News, 14.03.2017, Roland Riethmüller

21 Prozent im Handwerk sehen sich als digitale Vorreiter

21 Prozent im Handwerk sehen sich als digitale Vorreiter

Foto: Roland Riethmüller

Durch die Digitalisierung können Handwerksbetriebe effizienter werden. Geringere Lagerkosten, weniger Reste und ein sinkender Arbeitsaufwand ist vielfach das Ergebnis, das sich fast ein Viertel der befragten Handwerksmeister heute schon zu Nutze macht. Doch das Bewusstsein für die digitale Transformation wächst und mit ihr auch die Bereitschaft zur Investition in die Zukunft.

In einer digitalisierten Zukunft können beispielsweise Drohnen ein Haus per 3D-Scan ausmessen. Anhand einer genauen Analyse der empfangenen Daten könnte dann die exakte Anzahl der benötigten Dachziegel bestellt und zum berechneten Einsatztermin auf die Baustelle geliefert werden. Möglicherweise könnten sogar die Dachziegel vorort mit einem 3D-Drucker erstellt werden. Auch wenn dies noch Zukunftsmusik ist, erfolgt schon heute die Kommunikation und die Büroabwicklung vielfach digital. Denn die Digitalisierung im Handwerk schreitet immer weiter voran, das ist nicht zuletzt das Ergebnis einer aktuellen Studie des Digitalverbands Bitkom in Zusammenarbeit mit dem Zentralverband des deutschen Handwerks (ZDH). Dabei sehen sich 21 Prozent der Befragten als digitale Vorreiter und treiben die Digitalisierung aktiv voran. Die Mehrheit von 71 Prozent ist jedoch digital noch nicht so gut aufgestellt und bezeichnet sich selbst eher als Nachzügler.

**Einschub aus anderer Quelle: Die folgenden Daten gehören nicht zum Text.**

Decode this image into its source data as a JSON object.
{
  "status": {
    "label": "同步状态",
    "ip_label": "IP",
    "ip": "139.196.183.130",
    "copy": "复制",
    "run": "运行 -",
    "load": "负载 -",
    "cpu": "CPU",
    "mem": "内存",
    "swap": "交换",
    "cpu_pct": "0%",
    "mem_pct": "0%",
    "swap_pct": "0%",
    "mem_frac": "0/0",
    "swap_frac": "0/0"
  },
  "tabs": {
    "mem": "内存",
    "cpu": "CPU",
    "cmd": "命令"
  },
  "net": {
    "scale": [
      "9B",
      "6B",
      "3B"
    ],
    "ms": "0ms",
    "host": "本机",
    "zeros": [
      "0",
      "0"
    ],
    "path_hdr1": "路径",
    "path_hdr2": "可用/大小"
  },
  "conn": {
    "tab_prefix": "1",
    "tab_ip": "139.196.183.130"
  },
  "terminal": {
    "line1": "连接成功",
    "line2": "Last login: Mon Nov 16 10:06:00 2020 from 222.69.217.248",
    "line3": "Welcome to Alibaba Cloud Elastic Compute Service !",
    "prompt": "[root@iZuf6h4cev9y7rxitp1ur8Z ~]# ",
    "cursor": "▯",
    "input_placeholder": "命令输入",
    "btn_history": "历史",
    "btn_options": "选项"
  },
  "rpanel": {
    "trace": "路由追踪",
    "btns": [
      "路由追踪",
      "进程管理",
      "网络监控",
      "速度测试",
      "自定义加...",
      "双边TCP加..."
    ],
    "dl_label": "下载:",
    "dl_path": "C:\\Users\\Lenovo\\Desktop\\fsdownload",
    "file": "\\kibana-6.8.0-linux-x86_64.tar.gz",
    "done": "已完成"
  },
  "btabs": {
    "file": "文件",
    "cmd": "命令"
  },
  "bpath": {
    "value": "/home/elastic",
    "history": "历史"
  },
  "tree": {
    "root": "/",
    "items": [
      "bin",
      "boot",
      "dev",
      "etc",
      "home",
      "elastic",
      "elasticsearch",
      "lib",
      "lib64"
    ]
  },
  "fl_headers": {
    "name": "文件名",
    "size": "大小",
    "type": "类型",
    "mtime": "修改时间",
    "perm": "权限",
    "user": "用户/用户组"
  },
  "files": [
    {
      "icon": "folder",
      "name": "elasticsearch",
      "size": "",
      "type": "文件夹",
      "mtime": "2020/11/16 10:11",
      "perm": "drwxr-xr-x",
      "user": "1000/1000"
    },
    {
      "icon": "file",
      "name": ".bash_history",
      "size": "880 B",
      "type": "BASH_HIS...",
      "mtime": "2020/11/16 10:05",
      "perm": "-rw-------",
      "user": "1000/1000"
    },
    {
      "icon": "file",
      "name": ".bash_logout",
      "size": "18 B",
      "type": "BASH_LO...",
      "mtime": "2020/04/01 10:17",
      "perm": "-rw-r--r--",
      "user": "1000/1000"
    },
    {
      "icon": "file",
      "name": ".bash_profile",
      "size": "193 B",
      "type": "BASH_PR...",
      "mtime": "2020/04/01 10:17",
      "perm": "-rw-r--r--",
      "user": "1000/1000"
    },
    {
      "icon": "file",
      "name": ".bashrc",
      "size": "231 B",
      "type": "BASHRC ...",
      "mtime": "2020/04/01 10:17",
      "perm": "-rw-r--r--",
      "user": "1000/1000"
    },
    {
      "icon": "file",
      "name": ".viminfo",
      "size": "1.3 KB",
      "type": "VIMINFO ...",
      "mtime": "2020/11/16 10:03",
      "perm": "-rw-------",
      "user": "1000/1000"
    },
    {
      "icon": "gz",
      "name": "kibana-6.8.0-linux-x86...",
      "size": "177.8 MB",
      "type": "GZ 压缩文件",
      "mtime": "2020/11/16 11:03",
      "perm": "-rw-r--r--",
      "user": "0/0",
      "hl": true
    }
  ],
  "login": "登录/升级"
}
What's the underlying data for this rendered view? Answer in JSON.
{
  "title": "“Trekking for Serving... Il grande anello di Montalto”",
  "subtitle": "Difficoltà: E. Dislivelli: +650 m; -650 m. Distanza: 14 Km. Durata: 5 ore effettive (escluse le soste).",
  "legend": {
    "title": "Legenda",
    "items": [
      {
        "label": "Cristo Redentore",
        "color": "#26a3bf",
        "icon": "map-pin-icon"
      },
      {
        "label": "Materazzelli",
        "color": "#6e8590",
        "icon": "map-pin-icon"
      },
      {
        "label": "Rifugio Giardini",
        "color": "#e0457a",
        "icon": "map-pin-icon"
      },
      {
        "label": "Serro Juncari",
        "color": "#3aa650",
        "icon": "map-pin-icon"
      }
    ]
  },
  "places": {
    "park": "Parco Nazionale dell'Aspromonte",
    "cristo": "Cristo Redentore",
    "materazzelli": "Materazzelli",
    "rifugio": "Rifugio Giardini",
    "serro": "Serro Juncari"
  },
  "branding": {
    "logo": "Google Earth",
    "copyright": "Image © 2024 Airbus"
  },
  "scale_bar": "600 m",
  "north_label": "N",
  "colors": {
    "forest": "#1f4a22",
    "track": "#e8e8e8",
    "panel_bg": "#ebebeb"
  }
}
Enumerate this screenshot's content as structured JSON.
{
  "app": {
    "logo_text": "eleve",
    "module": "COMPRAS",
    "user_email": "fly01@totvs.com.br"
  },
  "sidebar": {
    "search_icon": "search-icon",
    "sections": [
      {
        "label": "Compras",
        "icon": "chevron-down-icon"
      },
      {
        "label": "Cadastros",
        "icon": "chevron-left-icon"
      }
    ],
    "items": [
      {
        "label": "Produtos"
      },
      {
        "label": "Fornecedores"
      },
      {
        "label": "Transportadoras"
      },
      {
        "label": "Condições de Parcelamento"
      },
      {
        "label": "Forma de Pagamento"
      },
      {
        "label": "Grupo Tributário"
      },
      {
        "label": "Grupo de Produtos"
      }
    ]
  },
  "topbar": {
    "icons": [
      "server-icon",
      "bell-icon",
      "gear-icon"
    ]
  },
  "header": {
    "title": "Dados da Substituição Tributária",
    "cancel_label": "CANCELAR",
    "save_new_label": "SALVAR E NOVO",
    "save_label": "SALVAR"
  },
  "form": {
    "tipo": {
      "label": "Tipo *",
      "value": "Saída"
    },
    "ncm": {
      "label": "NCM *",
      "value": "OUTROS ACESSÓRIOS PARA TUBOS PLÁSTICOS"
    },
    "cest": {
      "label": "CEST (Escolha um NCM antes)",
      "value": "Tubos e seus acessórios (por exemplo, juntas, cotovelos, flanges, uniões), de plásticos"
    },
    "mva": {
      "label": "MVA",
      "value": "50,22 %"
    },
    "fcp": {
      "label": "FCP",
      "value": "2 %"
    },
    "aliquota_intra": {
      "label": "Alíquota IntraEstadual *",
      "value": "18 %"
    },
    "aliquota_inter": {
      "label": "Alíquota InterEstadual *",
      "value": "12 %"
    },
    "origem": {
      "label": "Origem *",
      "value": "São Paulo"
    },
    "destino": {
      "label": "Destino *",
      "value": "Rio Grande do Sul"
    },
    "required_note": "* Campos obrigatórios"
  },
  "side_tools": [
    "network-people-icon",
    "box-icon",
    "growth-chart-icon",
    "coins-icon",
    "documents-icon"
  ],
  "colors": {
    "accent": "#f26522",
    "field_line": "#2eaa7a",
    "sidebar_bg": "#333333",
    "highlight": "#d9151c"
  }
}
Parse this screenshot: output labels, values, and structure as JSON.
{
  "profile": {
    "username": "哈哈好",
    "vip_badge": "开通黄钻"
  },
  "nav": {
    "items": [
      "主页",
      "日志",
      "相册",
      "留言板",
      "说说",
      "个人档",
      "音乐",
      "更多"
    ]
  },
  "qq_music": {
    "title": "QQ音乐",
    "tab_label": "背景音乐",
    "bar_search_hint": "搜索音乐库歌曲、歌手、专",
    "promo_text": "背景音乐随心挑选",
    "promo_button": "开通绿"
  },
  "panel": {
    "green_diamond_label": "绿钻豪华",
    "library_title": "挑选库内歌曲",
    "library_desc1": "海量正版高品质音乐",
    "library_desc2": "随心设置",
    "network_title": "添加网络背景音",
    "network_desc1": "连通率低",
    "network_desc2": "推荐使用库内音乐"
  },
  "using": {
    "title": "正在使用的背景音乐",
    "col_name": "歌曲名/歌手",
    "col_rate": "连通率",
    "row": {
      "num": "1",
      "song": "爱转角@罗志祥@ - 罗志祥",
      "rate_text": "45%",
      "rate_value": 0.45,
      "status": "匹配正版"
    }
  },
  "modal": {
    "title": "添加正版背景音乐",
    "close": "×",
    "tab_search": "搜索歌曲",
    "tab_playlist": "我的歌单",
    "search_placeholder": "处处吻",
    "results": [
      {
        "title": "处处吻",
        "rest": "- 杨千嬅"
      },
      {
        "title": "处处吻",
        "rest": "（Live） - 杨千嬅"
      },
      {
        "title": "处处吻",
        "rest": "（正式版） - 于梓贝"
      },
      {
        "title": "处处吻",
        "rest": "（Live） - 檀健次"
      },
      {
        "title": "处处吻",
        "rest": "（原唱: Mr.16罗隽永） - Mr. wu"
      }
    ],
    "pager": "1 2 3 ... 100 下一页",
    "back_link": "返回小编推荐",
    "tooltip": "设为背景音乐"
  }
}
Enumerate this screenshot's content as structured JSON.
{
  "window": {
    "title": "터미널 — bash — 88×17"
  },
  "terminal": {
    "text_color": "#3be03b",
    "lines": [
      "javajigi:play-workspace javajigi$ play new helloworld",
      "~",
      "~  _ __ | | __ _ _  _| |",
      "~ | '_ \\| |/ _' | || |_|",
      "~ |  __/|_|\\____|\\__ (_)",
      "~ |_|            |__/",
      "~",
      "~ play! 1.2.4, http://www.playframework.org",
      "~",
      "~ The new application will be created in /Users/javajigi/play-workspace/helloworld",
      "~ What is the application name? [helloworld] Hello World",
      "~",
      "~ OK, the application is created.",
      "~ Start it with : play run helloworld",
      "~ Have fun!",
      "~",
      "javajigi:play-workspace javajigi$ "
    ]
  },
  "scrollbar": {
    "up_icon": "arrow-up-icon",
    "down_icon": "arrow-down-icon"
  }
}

Mehrheit erwartet auch Roboter und 3D-Druck im Handwerk

Schon heute rechnen zwei Drittel der 504 befragten Handwerksbetriebe damit, dass Roboter im Jahr 2030 harte, gefährliche oder eintönige Arbeiten erledigen werden. Mit 49 Prozent erwartet fast die Hälfte der Befragten, dass in 13 Jahren der Einsatz von 3D-Druckern ein alltägliches Werkzeug im Handwerk ist. Insgesamt sieht mit 69 Prozent die Mehrheit der Betriebe große Chancen in der Digitalisierung. Nur neun Prozent empfinden ein Risiko. “Die Chancen der Digitalisierung sind groß. Wir helfen unseren Betrieben dabei, sie zu nutzen. So sichern wir langfristig die hohe Qualität und die Wettbewerbsfähigkeit des deutschen Handwerks”, erklärt ZDH-Geschäftsführer Karl-Sebastian Schulte.

Wachsendes Bewusstsein für digitale Transformation

Doch auch wenn die Mehrheit aktuell digital noch hinterherhinkt, so wächst das Bewusstsein für die digitale Entwicklung. Immerhin 29 Prozent der befragten Handwerksbetriebe erwarten ein starkes Umsatzwachstum durch die Digitalisierung. 18 Prozent schließen aktiv Partnerschaften mit IT- und Internetunternehmen, um die Digitalisierung voranzutreiben und 17 Prozent gehen davon aus, dass sich ihr Geschäftsmodell durch die Digitalisierung verändern wird. Dass sie im Endeffekt neue Produkte und Dienstleistungen anbieten, damit rechnen 16 Prozent. “Handwerksbetriebe, die konsequent digitale Technologien einsetzen, gewinnen Zeit für ihre eigentliche Aufgabe: das Handwerk”, erklärt Bitkom-Hauptgeschäftsführer Dr. Bernhard Rohleder.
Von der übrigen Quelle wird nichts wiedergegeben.